Une alliance discrète face à un ennemi commun
Depuis près d’une décennie, un rapprochement stratégique inédit s’est opéré entre Israël et l’Arabie saoudite, longtemps ennemis officiels. À la manœuvre, le prince héritier Mohamed Ben Salman connu sous le sigle MBS, qui a progressivement redéfini la diplomatie du royaume autour d’un objectif central : contenir l’expansion régionale de l’Iran.
Dès 2018, MBS avait rencontré Nathayaou à Néom, à 40 Km d'Eilat, négociations secrètes avec le , parfois en marge des positions opposées du roi Salman. Ces échanges s’inscrivaient dans une vision plus large, incarnée par le projet futuriste de Néom censé faire de l’Arabie saoudite un hub technologique régional, en partie connecté à l’expertise israélienne.
Officiellement, Riyad a longtemps soutenu une politique d’apaisement avec Téhéran, allant jusqu’à renouer des relations diplomatiques sous médiation chinoise. Mais dans les coulisses, la méfiance est restée intacte. Pour MBS, la négociation n’a jamais signifié renoncement : elle servait avant tout à gagner du temps, à stabiliser l’économie et à renforcer les alliances sécuritaires.

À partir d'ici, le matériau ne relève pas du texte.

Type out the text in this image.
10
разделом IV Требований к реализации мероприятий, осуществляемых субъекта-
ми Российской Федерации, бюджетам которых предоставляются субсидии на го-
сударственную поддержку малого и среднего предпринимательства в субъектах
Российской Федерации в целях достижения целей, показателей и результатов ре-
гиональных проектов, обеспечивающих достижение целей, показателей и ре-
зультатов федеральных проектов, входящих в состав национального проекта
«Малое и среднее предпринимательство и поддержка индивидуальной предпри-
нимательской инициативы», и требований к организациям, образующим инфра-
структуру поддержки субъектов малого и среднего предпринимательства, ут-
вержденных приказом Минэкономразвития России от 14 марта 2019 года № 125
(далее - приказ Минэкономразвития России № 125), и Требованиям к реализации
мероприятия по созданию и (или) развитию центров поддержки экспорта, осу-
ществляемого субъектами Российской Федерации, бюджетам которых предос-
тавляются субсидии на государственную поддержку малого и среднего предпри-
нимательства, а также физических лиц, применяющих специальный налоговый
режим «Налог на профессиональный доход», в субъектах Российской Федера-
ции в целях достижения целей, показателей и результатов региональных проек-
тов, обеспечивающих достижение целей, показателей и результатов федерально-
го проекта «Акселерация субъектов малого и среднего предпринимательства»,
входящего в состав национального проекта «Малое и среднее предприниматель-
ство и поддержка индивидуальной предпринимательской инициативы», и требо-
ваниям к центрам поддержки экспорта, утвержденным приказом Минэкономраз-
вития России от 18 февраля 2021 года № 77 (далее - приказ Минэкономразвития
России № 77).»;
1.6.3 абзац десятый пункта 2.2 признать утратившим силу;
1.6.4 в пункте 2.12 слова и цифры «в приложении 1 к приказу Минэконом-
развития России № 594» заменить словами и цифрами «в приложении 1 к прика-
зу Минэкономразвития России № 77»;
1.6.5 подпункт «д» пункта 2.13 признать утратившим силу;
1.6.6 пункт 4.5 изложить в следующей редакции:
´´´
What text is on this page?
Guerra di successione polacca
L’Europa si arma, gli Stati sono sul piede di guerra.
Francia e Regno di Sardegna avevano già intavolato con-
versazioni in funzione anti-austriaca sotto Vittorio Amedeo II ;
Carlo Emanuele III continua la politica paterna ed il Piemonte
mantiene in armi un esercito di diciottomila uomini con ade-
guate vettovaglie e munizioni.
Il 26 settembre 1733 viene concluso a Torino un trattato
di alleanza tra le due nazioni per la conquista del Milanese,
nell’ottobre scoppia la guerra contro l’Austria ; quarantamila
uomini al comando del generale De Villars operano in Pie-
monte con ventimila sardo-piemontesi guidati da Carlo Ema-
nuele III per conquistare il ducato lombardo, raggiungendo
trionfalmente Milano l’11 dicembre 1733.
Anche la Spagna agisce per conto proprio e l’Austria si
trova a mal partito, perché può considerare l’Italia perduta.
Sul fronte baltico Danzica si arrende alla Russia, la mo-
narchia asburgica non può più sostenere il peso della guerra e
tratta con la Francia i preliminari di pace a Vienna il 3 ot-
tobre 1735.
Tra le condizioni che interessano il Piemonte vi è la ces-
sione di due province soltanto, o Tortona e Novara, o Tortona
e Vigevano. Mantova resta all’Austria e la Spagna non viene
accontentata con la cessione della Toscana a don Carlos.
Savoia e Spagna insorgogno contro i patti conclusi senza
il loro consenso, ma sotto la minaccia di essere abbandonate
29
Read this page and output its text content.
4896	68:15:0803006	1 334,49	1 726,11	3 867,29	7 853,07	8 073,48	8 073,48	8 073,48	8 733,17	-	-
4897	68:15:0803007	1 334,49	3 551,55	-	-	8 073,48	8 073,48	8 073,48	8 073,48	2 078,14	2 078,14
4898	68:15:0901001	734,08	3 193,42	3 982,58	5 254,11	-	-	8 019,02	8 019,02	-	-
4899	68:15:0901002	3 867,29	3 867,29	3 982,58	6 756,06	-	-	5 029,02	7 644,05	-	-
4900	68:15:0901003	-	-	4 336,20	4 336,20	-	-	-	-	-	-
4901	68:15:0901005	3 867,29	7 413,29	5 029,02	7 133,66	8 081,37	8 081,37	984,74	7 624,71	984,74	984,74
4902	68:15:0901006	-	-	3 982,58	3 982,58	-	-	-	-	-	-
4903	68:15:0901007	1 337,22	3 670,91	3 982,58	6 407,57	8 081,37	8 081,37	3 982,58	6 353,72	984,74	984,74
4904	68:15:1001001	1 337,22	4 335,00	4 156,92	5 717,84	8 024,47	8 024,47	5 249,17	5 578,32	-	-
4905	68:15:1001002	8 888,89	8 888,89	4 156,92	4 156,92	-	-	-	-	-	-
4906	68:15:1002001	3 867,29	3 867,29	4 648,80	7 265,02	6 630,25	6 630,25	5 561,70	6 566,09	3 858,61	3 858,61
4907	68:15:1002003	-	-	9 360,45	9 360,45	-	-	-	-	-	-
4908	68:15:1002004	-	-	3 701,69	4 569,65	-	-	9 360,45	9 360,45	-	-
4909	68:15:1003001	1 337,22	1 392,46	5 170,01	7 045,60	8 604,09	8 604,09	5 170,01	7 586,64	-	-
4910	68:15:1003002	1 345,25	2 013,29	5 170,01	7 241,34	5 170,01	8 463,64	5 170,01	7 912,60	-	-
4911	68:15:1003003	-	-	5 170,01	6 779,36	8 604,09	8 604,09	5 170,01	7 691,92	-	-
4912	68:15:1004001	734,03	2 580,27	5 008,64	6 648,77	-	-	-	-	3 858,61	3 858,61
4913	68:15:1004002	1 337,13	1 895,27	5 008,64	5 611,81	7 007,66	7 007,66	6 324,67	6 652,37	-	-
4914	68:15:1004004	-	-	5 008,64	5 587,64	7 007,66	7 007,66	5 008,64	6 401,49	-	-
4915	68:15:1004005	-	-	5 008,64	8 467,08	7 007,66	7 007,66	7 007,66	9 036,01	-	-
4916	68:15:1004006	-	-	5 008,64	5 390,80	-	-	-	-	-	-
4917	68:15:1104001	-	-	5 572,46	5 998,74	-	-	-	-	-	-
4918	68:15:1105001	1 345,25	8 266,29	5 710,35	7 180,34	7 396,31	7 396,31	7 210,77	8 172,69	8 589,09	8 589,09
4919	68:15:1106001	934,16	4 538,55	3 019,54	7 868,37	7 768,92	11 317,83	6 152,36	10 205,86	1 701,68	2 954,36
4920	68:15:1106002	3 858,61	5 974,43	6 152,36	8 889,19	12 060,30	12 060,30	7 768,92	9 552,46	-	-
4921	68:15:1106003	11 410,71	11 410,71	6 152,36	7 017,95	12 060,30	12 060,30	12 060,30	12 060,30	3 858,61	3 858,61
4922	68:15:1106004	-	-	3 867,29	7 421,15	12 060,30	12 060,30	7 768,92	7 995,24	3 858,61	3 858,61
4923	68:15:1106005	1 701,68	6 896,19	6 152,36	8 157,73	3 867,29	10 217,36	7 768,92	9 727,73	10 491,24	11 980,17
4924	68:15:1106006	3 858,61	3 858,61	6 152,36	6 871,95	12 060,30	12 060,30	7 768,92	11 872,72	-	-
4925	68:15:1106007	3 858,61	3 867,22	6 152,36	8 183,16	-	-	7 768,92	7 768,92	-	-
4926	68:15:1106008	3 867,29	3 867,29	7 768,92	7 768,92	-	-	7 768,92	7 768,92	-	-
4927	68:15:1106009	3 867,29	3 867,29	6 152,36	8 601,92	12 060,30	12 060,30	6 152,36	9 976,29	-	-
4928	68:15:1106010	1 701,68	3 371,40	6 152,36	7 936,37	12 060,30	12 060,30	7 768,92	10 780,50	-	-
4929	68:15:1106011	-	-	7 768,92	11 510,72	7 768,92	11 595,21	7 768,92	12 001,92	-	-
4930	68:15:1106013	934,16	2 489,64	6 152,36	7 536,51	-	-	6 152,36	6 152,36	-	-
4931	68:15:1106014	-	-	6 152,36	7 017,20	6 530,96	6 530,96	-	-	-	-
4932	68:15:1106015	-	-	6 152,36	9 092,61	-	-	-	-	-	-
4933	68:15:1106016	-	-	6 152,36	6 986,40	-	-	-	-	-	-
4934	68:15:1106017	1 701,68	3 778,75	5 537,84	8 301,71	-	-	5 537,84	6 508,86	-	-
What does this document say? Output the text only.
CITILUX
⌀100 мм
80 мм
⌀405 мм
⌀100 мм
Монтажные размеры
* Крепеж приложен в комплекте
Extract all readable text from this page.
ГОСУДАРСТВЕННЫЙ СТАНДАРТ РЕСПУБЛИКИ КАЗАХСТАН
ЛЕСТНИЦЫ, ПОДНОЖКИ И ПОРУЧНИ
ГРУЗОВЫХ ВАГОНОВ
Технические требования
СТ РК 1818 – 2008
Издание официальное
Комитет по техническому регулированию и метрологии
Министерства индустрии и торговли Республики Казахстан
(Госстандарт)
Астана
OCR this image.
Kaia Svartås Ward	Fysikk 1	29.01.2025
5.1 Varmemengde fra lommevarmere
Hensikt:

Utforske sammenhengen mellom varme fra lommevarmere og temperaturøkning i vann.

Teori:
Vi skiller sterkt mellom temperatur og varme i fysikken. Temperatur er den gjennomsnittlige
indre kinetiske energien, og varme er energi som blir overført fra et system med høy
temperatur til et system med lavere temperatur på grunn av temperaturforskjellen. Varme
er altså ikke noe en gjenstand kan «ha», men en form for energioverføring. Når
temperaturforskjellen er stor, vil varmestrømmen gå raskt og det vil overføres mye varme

Aujourd’hui, alors que l’Iran multiplie les menaces et les tentatives d’attaques contre Riyad et les infrastructures pétrolières, cette ambiguïté apparaît au grand jour. Le royaume se retrouve en première ligne d’un affrontement indirect qui dépasse largement le cadre bilatéral. Quand les raffineries brûlent, ce sont les peuples qui paien
À Abqaiq un site del'Aramco devient le symbole d’une guerre qui menace la stabilité mondiale et sacrifie l’avenir au profit des rivalités géopolitiques.
Les attaques du 7 octobre 2023 ont constitué un séisme géopolitique. Elles visaient à briser la normalisation en cours entre Israël et les monarchies sunnites. Ce processus, perçu par l’Iran comme une menace stratégique majeure, risquait d’isoler durablement Téhéran dans la région.
Depuis, les discussions entre Riyad et Jérusalem ont ralenti, mais l’alliance de fait n’a pas disparu. Elle s’est simplement rendue plus discrète, plus prudente, sous la pression de l’opinion publique arabe et du conflit à Gaza.
Cette rivalité s’incarne aussi dans le réseau de milices pro-iraniennes déployées dans toute la région. Leur architecte principal fut Qassem Souleimani , chef de la Force al-Qods, éliminé en 2020 par une frappe américaine.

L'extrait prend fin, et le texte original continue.